Lions, safaris, beaches, and beer (yes, its back)
10/17/08 - 10/29/08 71 °F
While we were in Morocco we had a great time. But we were also glad to leave. Looking back, especially now that we have been in a more relaxed South Africa for a couple weeks, we have realized that Morocco was too hectic to enjoy ourselves. Unfortunately, instead of blending in as observers of a very different culture, we were constantly harrassed by people wanting to be our tour guide, or bring us to a hotel, or draw henna on us, or sell us things. So we were so busy fending off these advances that we were unable to sit back and watch. I suppose we stuck out like sore thumbs, and any time you stick out as a tourist in a third world country you are always going to be a target for people trying to make a buck.
So far, South Africa has been a completely different experience. The first couple of days we were on edge, expecting that every person who said hello to us had an agenda, but we soon realized most people just let you be. We felt immediately at home here, because South Africa seems a lot like California. The landscape is similar, with brown grasssy hills and everything from deciduous trees to pine forests. The weather has also been comparable to California in the fall or spring. Everthing felt so familiar, we felt like we were home. Except that there are lions and giraffes and hippos here. Thats why we say it is California on steroids.
We went immediately to a town called Nelspruit upon landing in Johannesburg. Well, sort of immediately, as we have been publically transportating, and nothing goes fast. Nelspruit is a jumping off point for Kruger National park. We hired a private guide for 2 days, rented a car, and camped a night in the park. By hiring our own guide we had a custom tailored tour of the park, which, believe it or not, was actually cheaper than doing a packaged tour where you have to share your guide with other people. We saw a ton of animals, including 4 out the "big 5" (we looked hard but didn't spot a leopard). Just so ya know (cuz I didn't), the big 5 is a hunting term and includes lions, leopards, rhino, cape buffalo, and elephant. Immediately after Kruger we went to Blydes River Canyon park, which is a beautiful red-orange canyon set in pine forested mountains- it reminded us a bit of the Southwest of the US.
We left Nelspruit and headed toward the coast, which is where we are now. We decided to change our trip a little bit, and instead of trying to tackle all of South and east Africa (which could take a year in itself), we are choosing to focus more on Southern Africa. We'd rather explore an area slowly and in more depth, we realized, rather than rush all over and see just the highlights- it's too expensive to travel like that, for one thing, but we also would rather go slow and get a better feel for the area. So our plan is now to cruise the coast of South Africa for a month or so. Poor us. We are just outside Durban right now, and are heading south toward Cape Town. Slowly.

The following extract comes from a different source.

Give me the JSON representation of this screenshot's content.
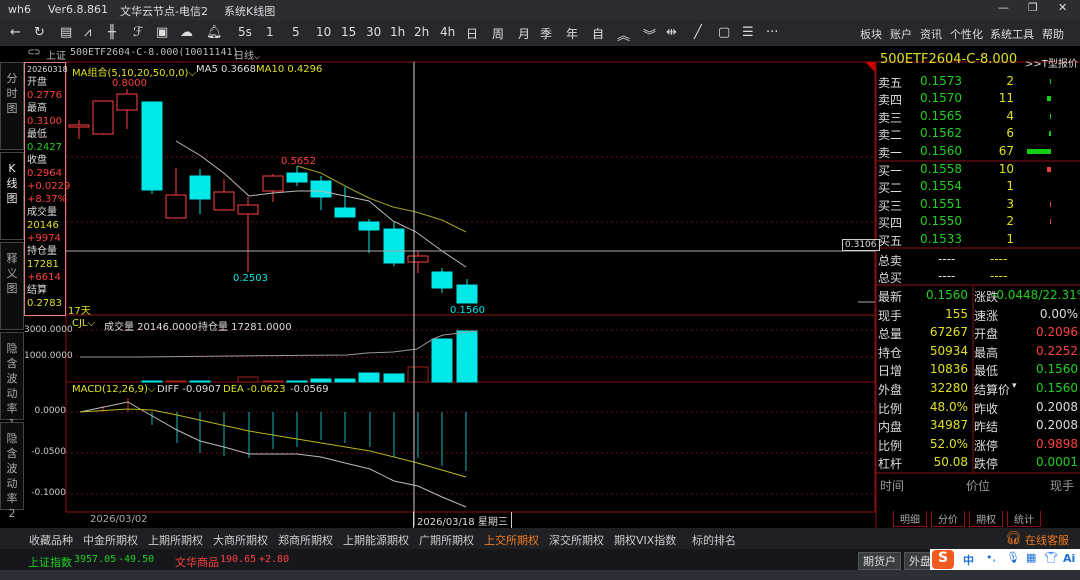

We have been staying at great backpacking hostels. We have camped about 1/2 the time, as the hostels have spots set up for tents that are about 1/2 the price of a room (we are paying US equivalent $12 tonight for a campsite with an ocean view). The US dollar is super strong here right now, and we have been getting deals and steals. A hamburger and fries is about US $2.50, and a six pack of beer or a bottle of wine is about the same. Lucky us! The food has been great too. You can drink the water, which is really nice, and we have been cooking in the hostel kitchens, which are fully stocked. We are possibly going to buy a couple surfboards to use here, as you can buy them for as little as $20 used. But how is my sherpa Raminder going to carry all our stuff and also 2 surfboards????
The most memorable food has been a potjkie, which is a South African stew, slow cooked over an open fire for about 6 hours. The one we had included beef, noodles, rice, a bottle each of red and white wine, onion, plenty of garlic, potatos, squash, and a ton of seasoning. But the coolest part was the beer bread that was cooked from raw dough right on top of the stew. One of the people at one of the hostels cooked this, and I MUST REPLICATE. We also ate a termite, which is apparently a big source of protein for the poor Africans. I was not the first person to eat one, I made sure someone else did it first to make sure no one was playing a trick on me.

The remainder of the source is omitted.